Single Needle Granulocyte and Monocyte Apheresis for Ulcerative Colitis: A Retrospective Safety Analysis
Tetsurou Imai 1, Hiroshi Yamasaki 2 3 4, Keiichi Mitsuyama 3, Osamu Yamaga 1, Gaku Sugihara 1, Yusuke Kaida 5, Ryo Shibata 5, Takuma Hazama 5, Shinichiro Yoshioka 2 3, Takuji Torimura 2, Kei Fukami 5, Norio Yamashita 6
Introduction: Granulocyte and monocyte apheresis (GMA) is an effective treatment strategy for active ulcerative colitis (UC) in Japan. Single needle (SN) apheresis reduces needle puncture pain in patients because it requires only one puncture site. We evaluated whether single-needle apheresis could be a safe and effective means of reducing patient burden. Method: We performed a retrospective study of active UC patients who were treated with either SN apheresis or conventional double-needle (DN) apheresis at the Kurume university hospital from April 2014 to March 2018. All the patients treated with GMA after September 2016 underwent SN apheresis. Thus, the two groups predominantly belonged to different time periods. We assessed the safety of SN apheresis. Result: Six patients underwent SN apheresis, and 6 underwent DN apheresis. The average time to the start of apheresis was significantly reduced from 23.1 minutes in the case of DN apheresis to 12.6 minutes for SN apheresis. In addition, the number of difficult punctures was significantly reduced with SN apheresis. There were no differences in adverse events between SN and DN apheresis. Treatment benefits, remission rate and disease activity were similar between SN and DN apheresis.Conclusion: SN apheresis reduced both the time to treatment initiation and pain during puncture, and there was no difference in the number of blood clotting episodes as compared with DN. Although further comparative studies are needed, SN apheresis may be a safe alternative for patients to reduce the strain of treatment.
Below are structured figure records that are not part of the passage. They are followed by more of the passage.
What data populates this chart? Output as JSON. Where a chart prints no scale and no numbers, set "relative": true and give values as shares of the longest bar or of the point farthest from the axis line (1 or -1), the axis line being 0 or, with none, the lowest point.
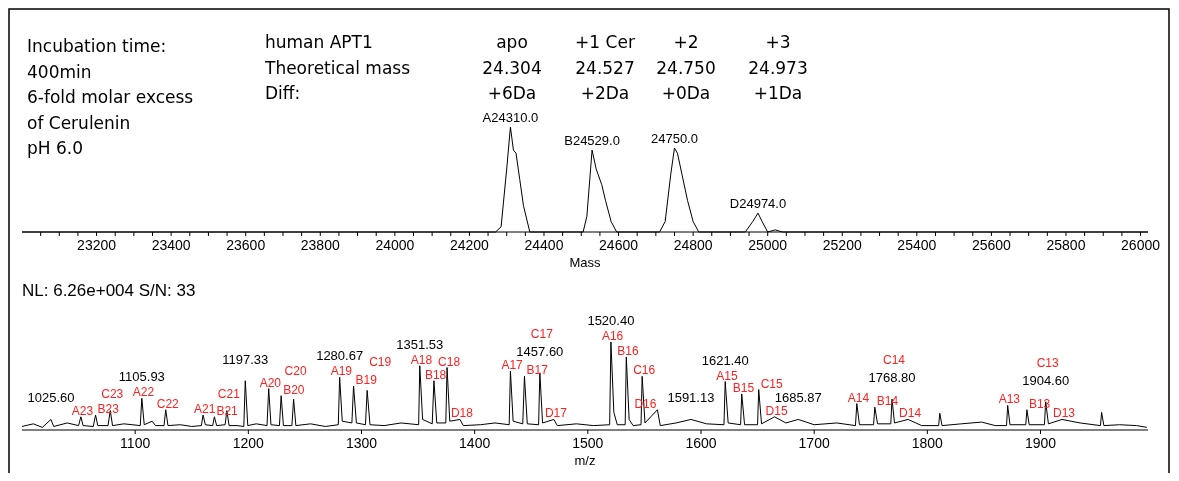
{
  "chart_data": [
    {
      "type": "line",
      "relative": true,
      "xlabel": "Mass",
      "xlim": [
        23000,
        26020
      ],
      "xticks": [
        {
          "value": 23050,
          "label": null
        },
        {
          "value": 23100,
          "label": null
        },
        {
          "value": 23150,
          "label": null
        },
        23200,
        {
          "value": 23250,
          "label": null
        },
        {
          "value": 23300,
          "label": null
        },
        {
          "value": 23350,
          "label": null
        },
        23400,
        {
          "value": 23450,
          "label": null
        },
        {
          "value": 23500,
          "label": null
        },
        {
          "value": 23550,
          "label": null
        },
        23600,
        {
          "value": 23650,
          "label": null
        },
        {
          "value": 23700,
          "label": null
        },
        {
          "value": 23750,
          "label": null
        },
        23800,
        {
          "value": 23850,
          "label": null
        },
        {
          "value": 23900,
          "label": null
        },
        {
          "value": 23950,
          "label": null
        },
        24000,
        {
          "value": 24050,
          "label": null
        },
        {
          "value": 24100,
          "label": null
        },
        {
          "value": 24150,
          "label": null
        },
        24200,
        {
          "value": 24250,
          "label": null
        },
        {
          "value": 24300,
          "label": null
        },
        {
          "value": 24350,
          "label": null
        },
        24400,
        {
          "value": 24450,
          "label": null
        },
        {
          "value": 24500,
          "label": null
        },
        {
          "value": 24550,
          "label": null
        },
        24600,
        {
          "value": 24650,
          "label": null
        },
        {
          "value": 24700,
          "label": null
        },
        {
          "value": 24750,
          "label": null
        },
        24800,
        {
          "value": 24850,
          "label": null
        },
        {
          "value": 24900,
          "label": null
        },
        {
          "value": 24950,
          "label": null
        },
        25000,
        {
          "value": 25050,
          "label": null
        },
        {
          "value": 25100,
          "label": null
        },
        {
          "value": 25150,
          "label": null
        },
        25200,
        {
          "value": 25250,
          "label": null
        },
        {
          "value": 25300,
          "label": null
        },
        {
          "value": 25350,
          "label": null
        },
        25400,
        {
          "value": 25450,
          "label": null
        },
        {
          "value": 25500,
          "label": null
        },
        {
          "value": 25550,
          "label": null
        },
        25600,
        {
          "value": 25650,
          "label": null
        },
        {
          "value": 25700,
          "label": null
        },
        {
          "value": 25750,
          "label": null
        },
        25800,
        {
          "value": 25850,
          "label": null
        },
        {
          "value": 25900,
          "label": null
        },
        {
          "value": 25950,
          "label": null
        },
        26000
      ],
      "series": [
        {
          "color": "#000000",
          "x": [
            23000,
            24270,
            24285,
            24300,
            24310,
            24318,
            24325,
            24335,
            24345,
            24362,
            24505,
            24515,
            24529,
            24540,
            24555,
            24565,
            24580,
            24595,
            24710,
            24725,
            24740,
            24750,
            24758,
            24770,
            24785,
            24800,
            24815,
            24940,
            24960,
            24974,
            24985,
            25000,
            25020,
            25040,
            26020
          ],
          "values": [
            0,
            0,
            0.05,
            0.6,
            1,
            0.78,
            0.75,
            0.5,
            0.25,
            0,
            0,
            0.15,
            0.78,
            0.6,
            0.45,
            0.3,
            0.1,
            0,
            0,
            0.1,
            0.55,
            0.8,
            0.75,
            0.55,
            0.3,
            0.1,
            0,
            0,
            0.1,
            0.18,
            0.1,
            0,
            0.02,
            0,
            0
          ]
        }
      ],
      "annotations": [
        "Incubation time:",
        "400min",
        "6-fold molar excess",
        "of Cerulenin",
        "pH 6.0",
        "human APT1",
        "apo",
        "+1 Cer",
        "+2",
        "+3",
        "Theoretical mass",
        "24.304",
        "24.527",
        "24.750",
        "24.973",
        "Diff:",
        "+6Da",
        "+2Da",
        "+0Da",
        "+1Da",
        {
          "text": "A24310.0",
          "x": 24310,
          "y": 1
        },
        {
          "text": "B24529.0",
          "x": 24529,
          "y": 0.78
        },
        {
          "text": "24750.0",
          "x": 24750,
          "y": 0.8
        },
        {
          "text": "D24974.0",
          "x": 24974,
          "y": 0.18
        }
      ]
    },
    {
      "type": "line",
      "relative": true,
      "title": "NL: 6.26e+004  S/N: 33",
      "xlabel": "m/z",
      "xlim": [
        1000,
        1995
      ],
      "xticks": [
        1100,
        1200,
        1300,
        1400,
        1500,
        1600,
        1700,
        1800,
        1900
      ],
      "series": [
        {
          "color": "#000000",
          "x": [
            1000,
            1010,
            1018,
            1025.6,
            1028,
            1040,
            1050,
            1052,
            1054,
            1063,
            1065,
            1067,
            1076,
            1078,
            1080,
            1090,
            1104.5,
            1105.9,
            1108,
            1115,
            1118,
            1125.5,
            1127,
            1129,
            1140,
            1150,
            1158.5,
            1160,
            1162,
            1168.5,
            1170,
            1172,
            1179.5,
            1181,
            1183,
            1190,
            1196,
            1197.3,
            1199.5,
            1207,
            1216.5,
            1218,
            1220,
            1227.5,
            1229,
            1231,
            1238.5,
            1240,
            1242,
            1255,
            1268,
            1279.5,
            1280.7,
            1283,
            1291.5,
            1293,
            1295.5,
            1303.5,
            1305,
            1307.5,
            1320,
            1335,
            1350.5,
            1351.5,
            1354,
            1362.5,
            1364,
            1366.5,
            1374.5,
            1375.6,
            1378,
            1387,
            1390,
            1405,
            1418,
            1430.5,
            1431.6,
            1434,
            1442.5,
            1444,
            1446.5,
            1456.5,
            1457.6,
            1460,
            1470,
            1473,
            1490,
            1505,
            1519.3,
            1520.4,
            1523,
            1526,
            1533,
            1534,
            1536.5,
            1540,
            1547,
            1548,
            1550.5,
            1561.5,
            1564,
            1578,
            1591.1,
            1605,
            1620.3,
            1621.4,
            1624,
            1635,
            1636,
            1638.5,
            1650,
            1651,
            1653.5,
            1665,
            1675,
            1685.9,
            1700,
            1720,
            1736.5,
            1737.7,
            1740,
            1752.5,
            1753.6,
            1756,
            1767.7,
            1768.8,
            1771,
            1783,
            1795,
            1810,
            1811,
            1813,
            1830,
            1848,
            1860,
            1870,
            1871,
            1873,
            1887,
            1888,
            1890,
            1903.5,
            1904.6,
            1907,
            1919,
            1935,
            1953,
            1954,
            1956,
            1970,
            1985,
            1994
          ],
          "values": [
            0.04,
            0.07,
            0.03,
            0.12,
            0.04,
            0.08,
            0.05,
            0.15,
            0.05,
            0.04,
            0.17,
            0.05,
            0.05,
            0.22,
            0.05,
            0.07,
            0.05,
            0.36,
            0.06,
            0.1,
            0.05,
            0.05,
            0.23,
            0.05,
            0.06,
            0.04,
            0.05,
            0.17,
            0.06,
            0.05,
            0.15,
            0.05,
            0.06,
            0.22,
            0.05,
            0.05,
            0.04,
            0.56,
            0.05,
            0.07,
            0.05,
            0.47,
            0.06,
            0.05,
            0.39,
            0.05,
            0.05,
            0.35,
            0.05,
            0.07,
            0.04,
            0.06,
            0.6,
            0.1,
            0.08,
            0.5,
            0.08,
            0.06,
            0.45,
            0.06,
            0.05,
            0.08,
            0.06,
            0.73,
            0.12,
            0.07,
            0.56,
            0.08,
            0.08,
            0.71,
            0.1,
            0.12,
            0.05,
            0.06,
            0.08,
            0.06,
            0.67,
            0.1,
            0.07,
            0.61,
            0.07,
            0.06,
            0.65,
            0.08,
            0.12,
            0.05,
            0.07,
            0.05,
            0.06,
            1,
            0.2,
            0.06,
            0.06,
            0.83,
            0.12,
            0.05,
            0.06,
            0.61,
            0.08,
            0.23,
            0.05,
            0.08,
            0.12,
            0.07,
            0.06,
            0.55,
            0.08,
            0.06,
            0.41,
            0.06,
            0.06,
            0.46,
            0.07,
            0.15,
            0.08,
            0.12,
            0.06,
            0.08,
            0.05,
            0.3,
            0.06,
            0.06,
            0.26,
            0.07,
            0.07,
            0.35,
            0.08,
            0.12,
            0.05,
            0.05,
            0.19,
            0.05,
            0.07,
            0.09,
            0.05,
            0.05,
            0.28,
            0.06,
            0.06,
            0.23,
            0.06,
            0.06,
            0.32,
            0.07,
            0.12,
            0.08,
            0.05,
            0.2,
            0.05,
            0.06,
            0.05,
            0.03
          ]
        }
      ],
      "annotations": [
        {
          "text": "1025.60",
          "x": 1025.6,
          "y": 0.12
        },
        {
          "text": "1105.93",
          "x": 1105.9,
          "y": 0.36
        },
        {
          "text": "1197.33",
          "x": 1197.3,
          "y": 0.56
        },
        {
          "text": "1280.67",
          "x": 1280.7,
          "y": 0.6
        },
        {
          "text": "1351.53",
          "x": 1351.5,
          "y": 0.73
        },
        {
          "text": "1457.60",
          "x": 1457.6,
          "y": 0.65
        },
        {
          "text": "1520.40",
          "x": 1520.4,
          "y": 1
        },
        {
          "text": "1591.13",
          "x": 1591.1,
          "y": 0.12
        },
        {
          "text": "1621.40",
          "x": 1621.4,
          "y": 0.55
        },
        {
          "text": "1685.87",
          "x": 1685.9,
          "y": 0.12
        },
        {
          "text": "1768.80",
          "x": 1768.8,
          "y": 0.35
        },
        {
          "text": "1904.60",
          "x": 1904.6,
          "y": 0.32
        },
        {
          "text": "A23",
          "x": 1052,
          "y": 0.15
        },
        {
          "text": "B23",
          "x": 1065,
          "y": 0.17
        },
        {
          "text": "C23",
          "x": 1078,
          "y": 0.22
        },
        {
          "text": "A22",
          "x": 1105.9,
          "y": 0.36
        },
        {
          "text": "C22",
          "x": 1127,
          "y": 0.23
        },
        {
          "text": "A21",
          "x": 1160,
          "y": 0.17
        },
        {
          "text": "B21",
          "x": 1170,
          "y": 0.15
        },
        {
          "text": "C21",
          "x": 1181,
          "y": 0.22
        },
        {
          "text": "A20",
          "x": 1218,
          "y": 0.47
        },
        {
          "text": "B20",
          "x": 1229,
          "y": 0.39
        },
        {
          "text": "C20",
          "x": 1240,
          "y": 0.35
        },
        {
          "text": "A19",
          "x": 1280.7,
          "y": 0.6
        },
        {
          "text": "B19",
          "x": 1293,
          "y": 0.5
        },
        {
          "text": "C19",
          "x": 1305,
          "y": 0.45
        },
        {
          "text": "A18",
          "x": 1351.5,
          "y": 0.73
        },
        {
          "text": "B18",
          "x": 1364,
          "y": 0.56
        },
        {
          "text": "C18",
          "x": 1375.6,
          "y": 0.71
        },
        {
          "text": "D18",
          "x": 1387,
          "y": 0.12
        },
        {
          "text": "A17",
          "x": 1431.6,
          "y": 0.67
        },
        {
          "text": "B17",
          "x": 1444,
          "y": 0.61
        },
        {
          "text": "C17",
          "x": 1457.6,
          "y": 0.65
        },
        {
          "text": "D17",
          "x": 1470,
          "y": 0.12
        },
        {
          "text": "A16",
          "x": 1520.4,
          "y": 1
        },
        {
          "text": "B16",
          "x": 1534,
          "y": 0.83
        },
        {
          "text": "C16",
          "x": 1548,
          "y": 0.61
        },
        {
          "text": "D16",
          "x": 1561.5,
          "y": 0.23
        },
        {
          "text": "A15",
          "x": 1621.4,
          "y": 0.55
        },
        {
          "text": "B15",
          "x": 1636,
          "y": 0.41
        },
        {
          "text": "C15",
          "x": 1651,
          "y": 0.46
        },
        {
          "text": "D15",
          "x": 1665,
          "y": 0.15
        },
        {
          "text": "A14",
          "x": 1737.7,
          "y": 0.3
        },
        {
          "text": "B14",
          "x": 1753.6,
          "y": 0.26
        },
        {
          "text": "C14",
          "x": 1768.8,
          "y": 0.35
        },
        {
          "text": "D14",
          "x": 1783,
          "y": 0.12
        },
        {
          "text": "A13",
          "x": 1871,
          "y": 0.28
        },
        {
          "text": "B13",
          "x": 1888,
          "y": 0.23
        },
        {
          "text": "C13",
          "x": 1904.6,
          "y": 0.32
        },
        {
          "text": "D13",
          "x": 1919,
          "y": 0.12
        }
      ]
    }
  ]
}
Single-Needle Intensive Granulocyte and Monocyte Adsorptive Apheresis Is Suitable for Elderly Patients With Active Ulcerative Colitis Taking no Corticosteroids or Biologics
Takumi Fukuchi 1, Hideaki Koga 1, Shinji Kaichi 1, Akira Ishikawa 2, Takahisa Horita 3, Ryota Araki 4, Atsushi Yokota 5, Yukiomi Namba 6, Masahiro Kyo 7, Takaaki Eguchi 8, Keiji Shimazu 9 Ther Apher Dial 2019 Jun;23(3):224-232
Single-needle intensive granulocyte/monocyte adsorptive apheresis might be a novel alternative therapeutic option for elderly ulcerative colitis patients before considering corticosteroids.
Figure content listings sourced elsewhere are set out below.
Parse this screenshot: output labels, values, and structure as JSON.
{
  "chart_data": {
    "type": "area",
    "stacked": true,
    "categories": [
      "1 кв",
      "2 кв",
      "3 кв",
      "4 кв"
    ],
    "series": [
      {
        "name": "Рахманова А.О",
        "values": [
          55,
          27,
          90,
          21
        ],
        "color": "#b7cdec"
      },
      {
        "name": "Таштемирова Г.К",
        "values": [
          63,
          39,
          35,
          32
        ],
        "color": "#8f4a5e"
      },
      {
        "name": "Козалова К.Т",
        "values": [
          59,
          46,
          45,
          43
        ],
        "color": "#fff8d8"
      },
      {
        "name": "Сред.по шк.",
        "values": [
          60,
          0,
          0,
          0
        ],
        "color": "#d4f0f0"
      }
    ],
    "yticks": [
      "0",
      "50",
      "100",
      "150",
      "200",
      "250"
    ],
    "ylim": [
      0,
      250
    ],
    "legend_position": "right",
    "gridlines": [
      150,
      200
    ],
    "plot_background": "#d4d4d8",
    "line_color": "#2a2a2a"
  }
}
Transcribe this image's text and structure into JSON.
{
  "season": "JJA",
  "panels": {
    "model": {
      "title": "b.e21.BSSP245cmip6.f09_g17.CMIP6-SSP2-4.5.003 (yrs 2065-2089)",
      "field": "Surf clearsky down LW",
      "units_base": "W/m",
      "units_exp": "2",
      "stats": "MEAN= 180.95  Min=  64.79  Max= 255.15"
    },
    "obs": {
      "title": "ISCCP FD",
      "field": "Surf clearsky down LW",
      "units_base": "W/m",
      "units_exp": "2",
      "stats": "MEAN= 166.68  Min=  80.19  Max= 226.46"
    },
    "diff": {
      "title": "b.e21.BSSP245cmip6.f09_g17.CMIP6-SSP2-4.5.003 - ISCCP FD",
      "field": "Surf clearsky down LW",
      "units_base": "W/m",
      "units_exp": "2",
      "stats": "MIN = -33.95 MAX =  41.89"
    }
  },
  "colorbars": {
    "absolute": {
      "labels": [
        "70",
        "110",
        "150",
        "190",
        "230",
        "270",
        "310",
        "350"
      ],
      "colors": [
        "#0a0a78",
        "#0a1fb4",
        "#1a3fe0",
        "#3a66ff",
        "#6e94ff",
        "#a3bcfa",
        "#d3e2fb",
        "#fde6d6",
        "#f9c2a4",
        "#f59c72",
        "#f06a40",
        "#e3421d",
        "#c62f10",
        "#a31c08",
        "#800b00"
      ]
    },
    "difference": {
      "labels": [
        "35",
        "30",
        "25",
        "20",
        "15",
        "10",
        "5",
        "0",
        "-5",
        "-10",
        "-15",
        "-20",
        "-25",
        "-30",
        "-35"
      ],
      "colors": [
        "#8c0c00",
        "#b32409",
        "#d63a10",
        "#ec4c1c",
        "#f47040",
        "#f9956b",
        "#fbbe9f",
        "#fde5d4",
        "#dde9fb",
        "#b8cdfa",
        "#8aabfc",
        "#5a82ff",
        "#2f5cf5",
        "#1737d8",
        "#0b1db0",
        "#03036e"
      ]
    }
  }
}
Efficacy and usefulness of new single-needle Intensive granulocyte and monocyte adsorptive apheresis in active ulcerative colitis patients without corticosteroids and biologics
Keiji Shimazu 1, Takumi Fukuchi 2, Insung Kim 3, Yuki Noguchi 3, Megumi Iwata 1, Shintaro Koyama 2 4, Satoshi Ubukata 2, Atsuo Tanaka 1 , Ther Apher Dial 2016 Aug;20(4):383-9.
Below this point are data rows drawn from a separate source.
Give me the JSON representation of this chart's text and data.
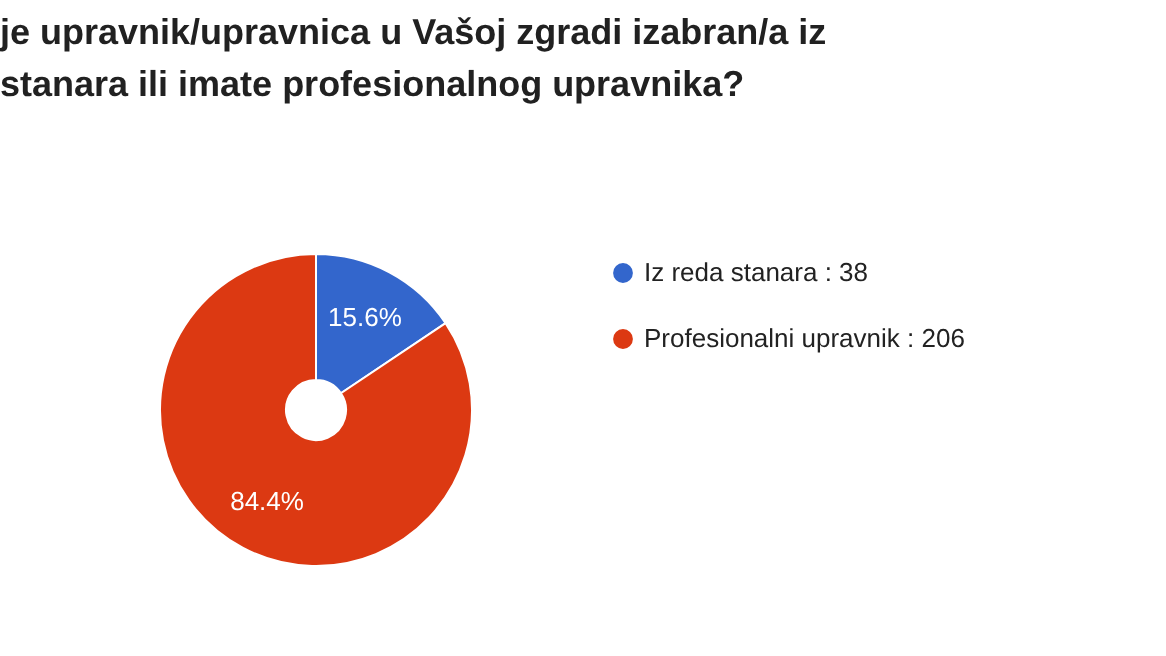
{
  "chart_data": {
    "type": "donut",
    "title": "je upravnik/upravnica u Vašoj zgradi izabran/a iz stanara ili imate profesionalnog upravnika?",
    "categories": [
      "Iz reda stanara : 38",
      "Profesionalni upravnik : 206"
    ],
    "values": [
      15.6,
      84.4
    ],
    "colors": [
      "#3366cc",
      "#dc3912"
    ],
    "value_labels": [
      "15.6%",
      "84.4%"
    ],
    "legend": "right"
  }
}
Intensive granulocyte and monocyte adsorptive apheresis (GMA) twice weekly is effective and safe for patients with active ulcerative colitis (UC), but the requirement for maintaining two blood access routes is problematic. Here we compared the efficacy and safety of one-route blood access intensive GMA using a single-needle (SN) and conventional two-route blood access intensive GMA using a double-needle (DN) in patients with active UC not undergoing corticosteroid therapy. Among 80 active UC patients, 38 patients received SN intensive GMA and 42 patients received DN intensive GMA. The clinical remission ratio and mucosal healing ratio at 6 weeks, and the cumulative non-relapse ratio at 52 weeks did not differ significantly between groups. In addition, no serious or mild adverse effects were observed in SN intensive GMA. SN intensive GMA may be an adequate and novel therapeutic option for active UC as an alternative therapy before using corticosteroids.